Rice v. Hill

Annotate this Case

178 So. 2d 168 (1965)

Everett F. RICE v. Joseph C. HILL et al.

1 Div. 285.

Supreme Court of Alabama.

September 2, 1965.

Wilters & Brantley, Bay Minette, for appellant.

C. Lenoir Thompson, Bay Minette, for appellees.

MERRILL, Justice.

This appeal is from a decree which permanently enjoined appellant from interfering with the usage of a road which runs across appellant's property, and which ordered appellant to remove the obstructions he had placed in the road to render it impassable.

Appellees and respondent were adjoining landowners and appellees filed their bill of complaint seeking a permanent injunction against appellant to prohibit him, his servants or others from blocking or continuing to block the road in question which passed through appellant's land to that of appellees. The evidence showed that appellant had closed the road through his property and had also placed obstructions on it, rendering it impassable.

The trial court found that the road was a public road and granted the relief sought.

Appellant argues assignments of error 8 through 20 together. Assignment 8 reads: "The Court erred in examining Mrs. Dawson.", *169 (a witness); and assignments 9 through 20 read the same except that in each instance a different witness is named.

The main question before the trial court was whether the road was a public road. The witnesses were asked about its use by the public. There was no objection to any of these questions asked by the trial court.

The trial judge has the right to propound such questions to witnesses as may be necessary to elicit certain facts, Lackey v. Lackey, 262 Ala. 45, 76 So. 2d 761; and it not only is the court's prerogative to so act, but its duty, if the court deems it necessary to elicit proper evidence bearing on the issues. Luker v. State, 39 Ala.App. 548, 105 So. 2d 834.

Here, the trial court did not abuse his discretion in asking the witnesses if the road was used by the public and no reversible error appears as a result of his questions.

Moreover, there was no objection to any of the questions although he asked them of thirteen different witnesses.

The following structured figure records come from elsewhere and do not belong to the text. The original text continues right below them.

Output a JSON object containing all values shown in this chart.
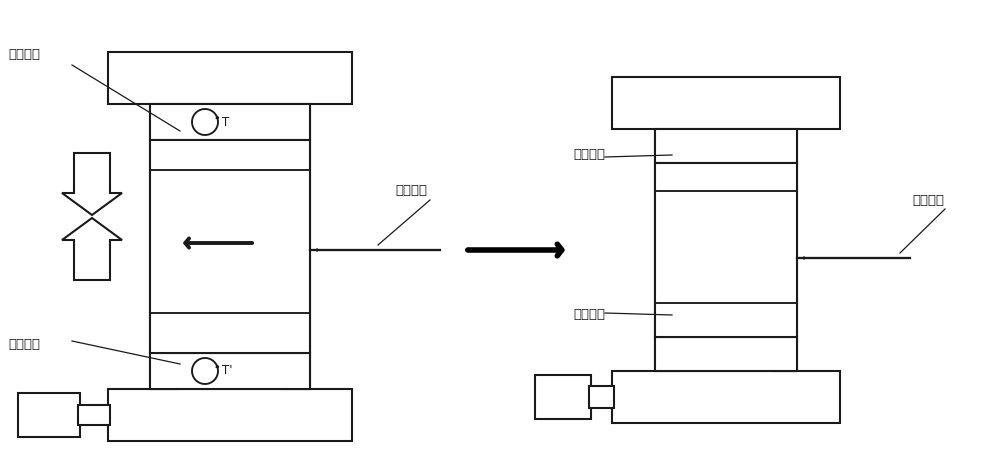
{
  "bg_color": "#ffffff",
  "line_color": "#1a1a1a",
  "line_width": 1.5,
  "fig_width": 10.0,
  "fig_height": 4.63,
  "labels": {
    "left_high_rotor": "高速转子",
    "left_low_rotor": "低速转子",
    "left_hall": "霍尔探头",
    "right_high_rotor": "高速转子",
    "right_low_rotor": "低速转子",
    "right_hall": "霍尔探头"
  }
}
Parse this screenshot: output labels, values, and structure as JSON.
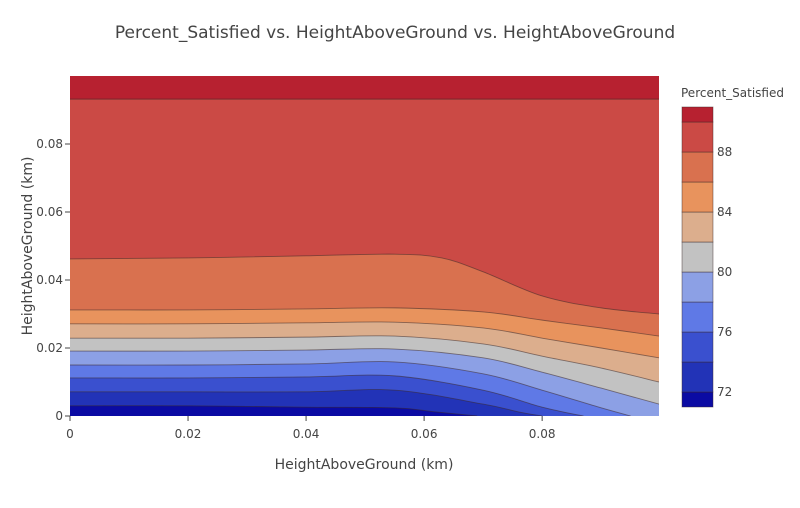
{
  "chart_data": {
    "type": "contour",
    "title": "Percent_Satisfied vs. HeightAboveGround vs. HeightAboveGround",
    "xlabel": "HeightAboveGround (km)",
    "ylabel": "HeightAboveGround (km)",
    "xlim": [
      0,
      0.0998
    ],
    "ylim": [
      0,
      0.1
    ],
    "x_ticks": [
      {
        "value": 0,
        "label": "0"
      },
      {
        "value": 0.02,
        "label": "0.02"
      },
      {
        "value": 0.04,
        "label": "0.04"
      },
      {
        "value": 0.06,
        "label": "0.06"
      },
      {
        "value": 0.08,
        "label": "0.08"
      }
    ],
    "y_ticks": [
      {
        "value": 0,
        "label": "0"
      },
      {
        "value": 0.02,
        "label": "0.02"
      },
      {
        "value": 0.04,
        "label": "0.04"
      },
      {
        "value": 0.06,
        "label": "0.06"
      },
      {
        "value": 0.08,
        "label": "0.08"
      }
    ],
    "colorbar": {
      "title": "Percent_Satisfied",
      "range": [
        71,
        91
      ],
      "ticks": [
        {
          "value": 72,
          "label": "72"
        },
        {
          "value": 76,
          "label": "76"
        },
        {
          "value": 80,
          "label": "80"
        },
        {
          "value": 84,
          "label": "84"
        },
        {
          "value": 88,
          "label": "88"
        }
      ],
      "placement": "right"
    },
    "levels": [
      72,
      74,
      76,
      78,
      80,
      82,
      84,
      86,
      88,
      90
    ],
    "band_colors": [
      "#0b0ba3",
      "#2233b7",
      "#3a50cf",
      "#5f79e6",
      "#8ca0e5",
      "#c2c2c2",
      "#dcae8d",
      "#e8935d",
      "#d9714f",
      "#cb4a45",
      "#b72130"
    ],
    "contours": [
      {
        "level": 72,
        "points": [
          [
            0,
            0.003
          ],
          [
            0.02,
            0.003
          ],
          [
            0.04,
            0.0026
          ],
          [
            0.055,
            0.0024
          ],
          [
            0.062,
            0.0012
          ],
          [
            0.069,
            0
          ]
        ]
      },
      {
        "level": 74,
        "points": [
          [
            0,
            0.0071
          ],
          [
            0.02,
            0.0071
          ],
          [
            0.04,
            0.0071
          ],
          [
            0.055,
            0.0076
          ],
          [
            0.07,
            0.0035
          ],
          [
            0.076,
            0.0012
          ],
          [
            0.08,
            0
          ]
        ]
      },
      {
        "level": 76,
        "points": [
          [
            0,
            0.0112
          ],
          [
            0.02,
            0.0112
          ],
          [
            0.04,
            0.0115
          ],
          [
            0.055,
            0.0118
          ],
          [
            0.07,
            0.0076
          ],
          [
            0.08,
            0.0026
          ],
          [
            0.087,
            0
          ]
        ]
      },
      {
        "level": 78,
        "points": [
          [
            0,
            0.015
          ],
          [
            0.02,
            0.015
          ],
          [
            0.04,
            0.0153
          ],
          [
            0.055,
            0.0159
          ],
          [
            0.07,
            0.0124
          ],
          [
            0.08,
            0.0076
          ],
          [
            0.09,
            0.0024
          ],
          [
            0.095,
            0
          ]
        ]
      },
      {
        "level": 80,
        "points": [
          [
            0,
            0.0191
          ],
          [
            0.02,
            0.0191
          ],
          [
            0.04,
            0.0194
          ],
          [
            0.055,
            0.0197
          ],
          [
            0.07,
            0.0171
          ],
          [
            0.08,
            0.0129
          ],
          [
            0.09,
            0.0082
          ],
          [
            0.0998,
            0.0035
          ]
        ]
      },
      {
        "level": 82,
        "points": [
          [
            0,
            0.0229
          ],
          [
            0.02,
            0.0229
          ],
          [
            0.04,
            0.0232
          ],
          [
            0.055,
            0.0235
          ],
          [
            0.07,
            0.0212
          ],
          [
            0.08,
            0.0176
          ],
          [
            0.09,
            0.0141
          ],
          [
            0.0998,
            0.01
          ]
        ]
      },
      {
        "level": 84,
        "points": [
          [
            0,
            0.0271
          ],
          [
            0.02,
            0.0271
          ],
          [
            0.04,
            0.0274
          ],
          [
            0.055,
            0.0276
          ],
          [
            0.07,
            0.0259
          ],
          [
            0.08,
            0.0229
          ],
          [
            0.09,
            0.02
          ],
          [
            0.0998,
            0.0171
          ]
        ]
      },
      {
        "level": 86,
        "points": [
          [
            0,
            0.0312
          ],
          [
            0.02,
            0.0312
          ],
          [
            0.04,
            0.0315
          ],
          [
            0.055,
            0.0318
          ],
          [
            0.07,
            0.0306
          ],
          [
            0.08,
            0.0282
          ],
          [
            0.09,
            0.0259
          ],
          [
            0.0998,
            0.0235
          ]
        ]
      },
      {
        "level": 88,
        "points": [
          [
            0,
            0.0462
          ],
          [
            0.02,
            0.0465
          ],
          [
            0.04,
            0.0471
          ],
          [
            0.055,
            0.0476
          ],
          [
            0.063,
            0.0465
          ],
          [
            0.07,
            0.0424
          ],
          [
            0.08,
            0.0353
          ],
          [
            0.09,
            0.0318
          ],
          [
            0.0998,
            0.03
          ]
        ]
      },
      {
        "level": 90,
        "points": [
          [
            0,
            0.0932
          ],
          [
            0.0998,
            0.0932
          ]
        ]
      }
    ]
  }
}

Where no objection was made or exception taken to any remark or question by the trial judge, nothing is presented here for review. State v. Boyd, 271 Ala. 584, 126 So. 2d 225; Neumiller v. Jenkins, 270 Ala. 231, 117 So. 2d 402; Morris v. Yancey, 267 Ala. 657, 104 So. 2d 553. These assignments of error are without merit.

Appellant argues assignments of error 1 through 6 together. They are not related and it appears that none is meritorious. We mention only number 2, which reads: "The Court erred in finding that there is a public road over the property of Everett F. Rice.", (appellant).

Whether the road was a public road was in conflict, but the weight of the evidence was in favor of the trial court's finding that it was a public road. When the evidence is heard orally by the trial court, that court's finding has the effect of a jury's verdict and will not be disturbed on appeal unless plainly erroneous or manifestly wrong. And this rule applies both in equity and in law. Lamar v. Lamar, 263 Ala. 391, 82 So. 2d 558, and cases there cited. We are not convinced that the ruling of the trial court was wrong or unjust.

It is not necessary to show why the other five assignments of error are without merit because of the rule that where several unrelated assignments of error are argued together in brief, and one is without merit, the others will not be considered. Andrews v. May, 277 Ala. 248, 168 So. 2d 619; 2A Ala.Dig., Appeal & Error.


LIVINGSTON, C. J., and SIMPSON and HARWOOD, JJ., concur.